Femmes en révolution

Une jeune Libanaise antigouvernement, enveloppée dans le drapeau libanais, observe la place des Martyrs depuis le toit d’un immeuble voisin. Photo: Patrick Baz/APP

Depuis le début du mouvement, le 17 octobre 2019, les Libanaises sont dans la rue. Les raisons de leur colère sont multiples : corruption politique, système confessionnel inadapté… Souvent à la têtes des manifestations, ces jeunes femmes assument leur leadership et font entendre leur voix.
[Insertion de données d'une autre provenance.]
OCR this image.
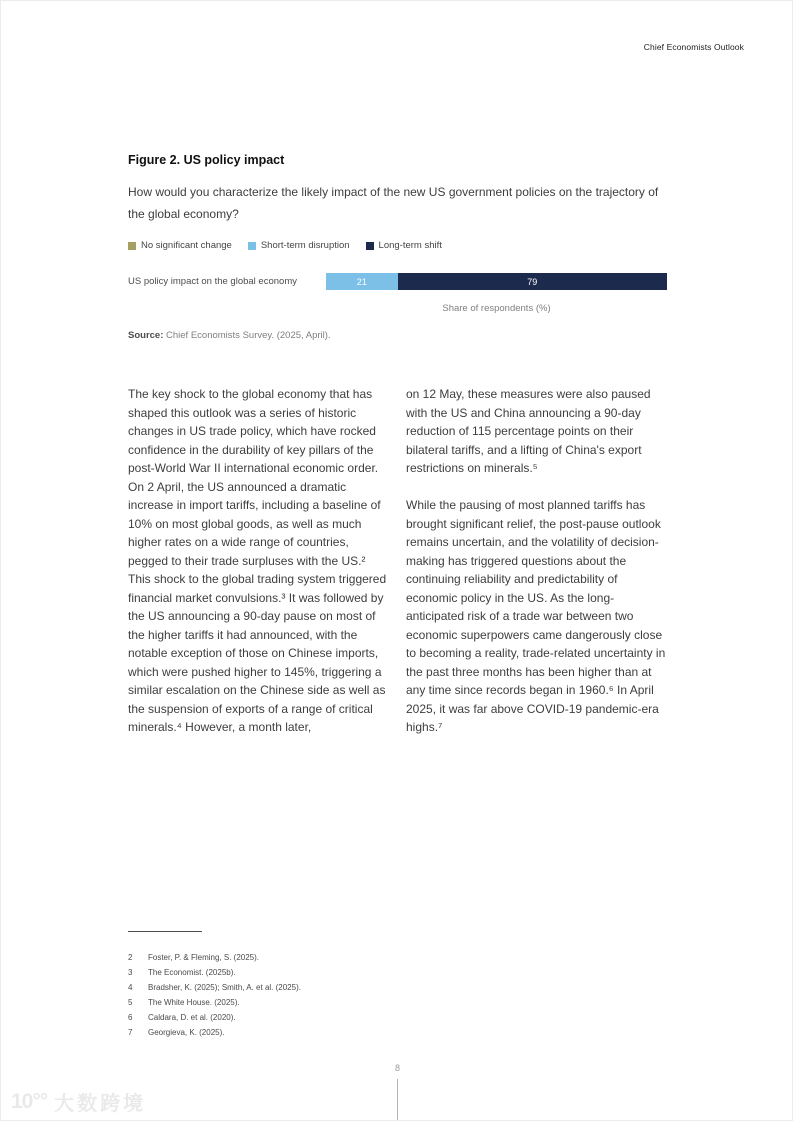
Chief Economists Outlook
Figure 2. US policy impact
How would you characterize the likely impact of the new US government policies on the trajectory of the global economy?
No significant change	Short-term disruption	Long-term shift
US policy impact on the global economy	21	79
Share of respondents (%)
Source: Chief Economists Survey. (2025, April).

The key shock to the global economy that has shaped this outlook was a series of historic changes in US trade policy, which have rocked confidence in the durability of key pillars of the post-World War II international economic order. On 2 April, the US announced a dramatic increase in import tariffs, including a baseline of 10% on most global goods, as well as much higher rates on a wide range of countries, pegged to their trade surpluses with the US.² This shock to the global trading system triggered financial market convulsions.³ It was followed by the US announcing a 90-day pause on most of the higher tariffs it had announced, with the notable exception of those on Chinese imports, which were pushed higher to 145%, triggering a similar escalation on the Chinese side as well as the suspension of exports of a range of critical minerals.⁴ However, a month later,

on 12 May, these measures were also paused with the US and China announcing a 90-day reduction of 115 percentage points on their bilateral tariffs, and a lifting of China's export restrictions on minerals.⁵

While the pausing of most planned tariffs has brought significant relief, the post-pause outlook remains uncertain, and the volatility of decision-making has triggered questions about the continuing reliability and predictability of economic policy in the US. As the long-anticipated risk of a trade war between two economic superpowers came dangerously close to becoming a reality, trade-related uncertainty in the past three months has been higher than at any time since records began in 1960.⁶ In April 2025, it was far above COVID-19 pandemic-era highs.⁷

2	Foster, P. & Fleming, S. (2025).
3	The Economist. (2025b).
4	Bradsher, K. (2025); Smith, A. et al. (2025).
5	The White House. (2025).
6	Caldara, D. et al. (2020).
7	Georgieva, K. (2025).
8
10°° 大数跨境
A Beyrouth, la place des Martyrs n’est pas un lieu anodin. Face à la mosquée Al-Amin, se dresse la statue des martyrs, ces insurgés qui, en 1916, ont été pendus par les Ottomans qui régnaient alors en maîtres. Criblée de balles lors de la guerre civile (1975-1990), la statue est aussi devenue l’emblème du martyre de la ville détruite.

Aujourd’hui, c’est le centre névralgique des manifestations qui agitent la capitale libanaise depuis octobre 2019. La population se mobilise contre la classe politique qu’ils accusent de corruption et d’être responsable de la situation économique qui touchent la plupart des classes sociales et surtout les classes moyennes.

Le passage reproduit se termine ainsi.